Os erros mais comuns, cometidos pelos tradicionalistas contra essa indumentária, dizem respeito, como sempre, às cores aberrantes, sobretudo no chiripá, que foi a essa época uma sofrida peça destinada a mal cobrir as vergonhas do homem e que agora aparece em verde-exorcista, grená-hemptise e quejandos. Ademais, esse chiripá, que era uma saia enrolada da cintura aos joelhos, com abertura de cima abaixo, bem na frente, começa agora a ser usado com a abertura ao lado, o que lhe dá uma aparência "hippie”. E seu tamanho foi reduzido a um mínimo, transformando em autêntico tapa-rabo de luxo.

Mas não param aí, os erros. Os tradicionalistas, desinformados e ingênuos, e as “vedettes” do tradicionalismo, colocam à cintura uma faixa branca, mais enfeitada que pilcha de castelhano, com larga ponta pendente.
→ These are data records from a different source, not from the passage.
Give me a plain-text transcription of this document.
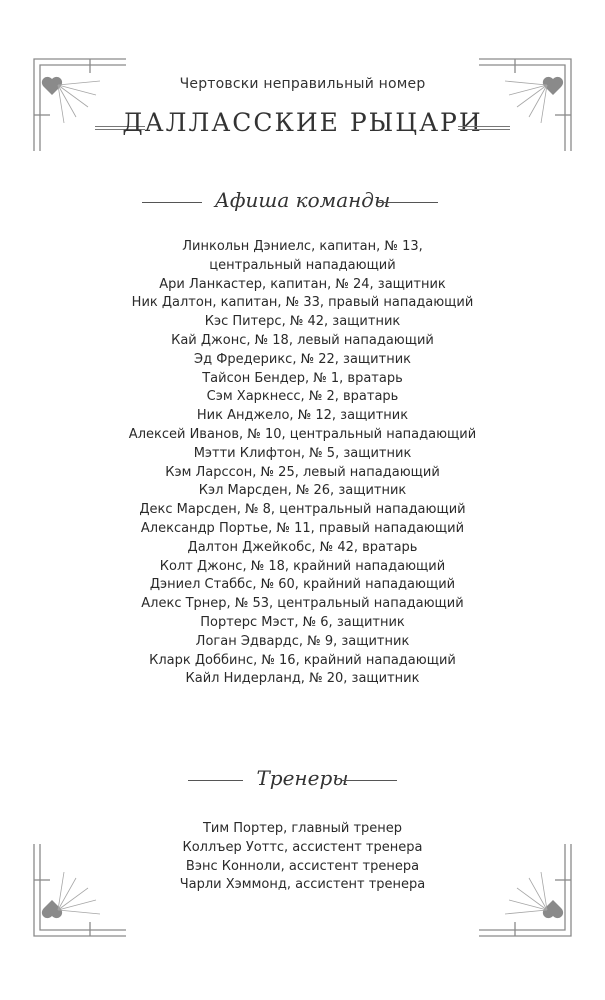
Чертовски неправильный номер
ДАЛЛАССКИЕ РЫЦАРИ
Афиша команды
Линкольн Дэниелс, капитан, № 13,
центральный нападающий
Ари Ланкастер, капитан, № 24, защитник
Ник Далтон, капитан, № 33, правый нападающий
Кэс Питерс, № 42, защитник
Кай Джонс, № 18, левый нападающий
Эд Фредерикс, № 22, защитник
Тайсон Бендер, № 1, вратарь
Сэм Харкнесс, № 2, вратарь
Ник Анджело, № 12, защитник
Алексей Иванов, № 10, центральный нападающий
Мэтти Клифтон, № 5, защитник
Кэм Ларссон, № 25, левый нападающий
Кэл Марсден, № 26, защитник
Декс Марсден, № 8, центральный нападающий
Александр Портье, № 11, правый нападающий
Далтон Джейкобс, № 42, вратарь
Колт Джонс, № 18, крайний нападающий
Дэниел Стаббс, № 60, крайний нападающий
Алекс Трнер, № 53, центральный нападающий
Портерс Мэст, № 6, защитник
Логан Эдвардс, № 9, защитник
Кларк Доббинс, № 16, крайний нападающий
Кайл Нидерланд, № 20, защитник
Тренеры
Тим Портер, главный тренер
Коллъер Уоттс, ассистент тренера
Вэнс Конноли, ассистент тренера
Чарли Хэммонд, ассистент тренера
Pala não gostam de usar, para ficarem bem soltos... Se o chapéu de palha simplesmente não aparece, que dirá do pança-de-burro?

E volta a aparecer a importuna “rastra” castelhana, que os narcisos crioulos adoram tanto a ponto de inventar uma “rastra” de couro trançado!

A bota de garrão de potro, ideal para completar esse traje, quando aparece entre os tradicionalistas... é com as bombachas!
 
Fonte texto / Imagens adaptadas de: Antonio Augusto Fagundes - Indumentária Gaúcha. 86p.
voltar
84p.
© Copyright 2004, site www.sougaucho.com.br - Todos os direitos reservados - Proibida a reprodução.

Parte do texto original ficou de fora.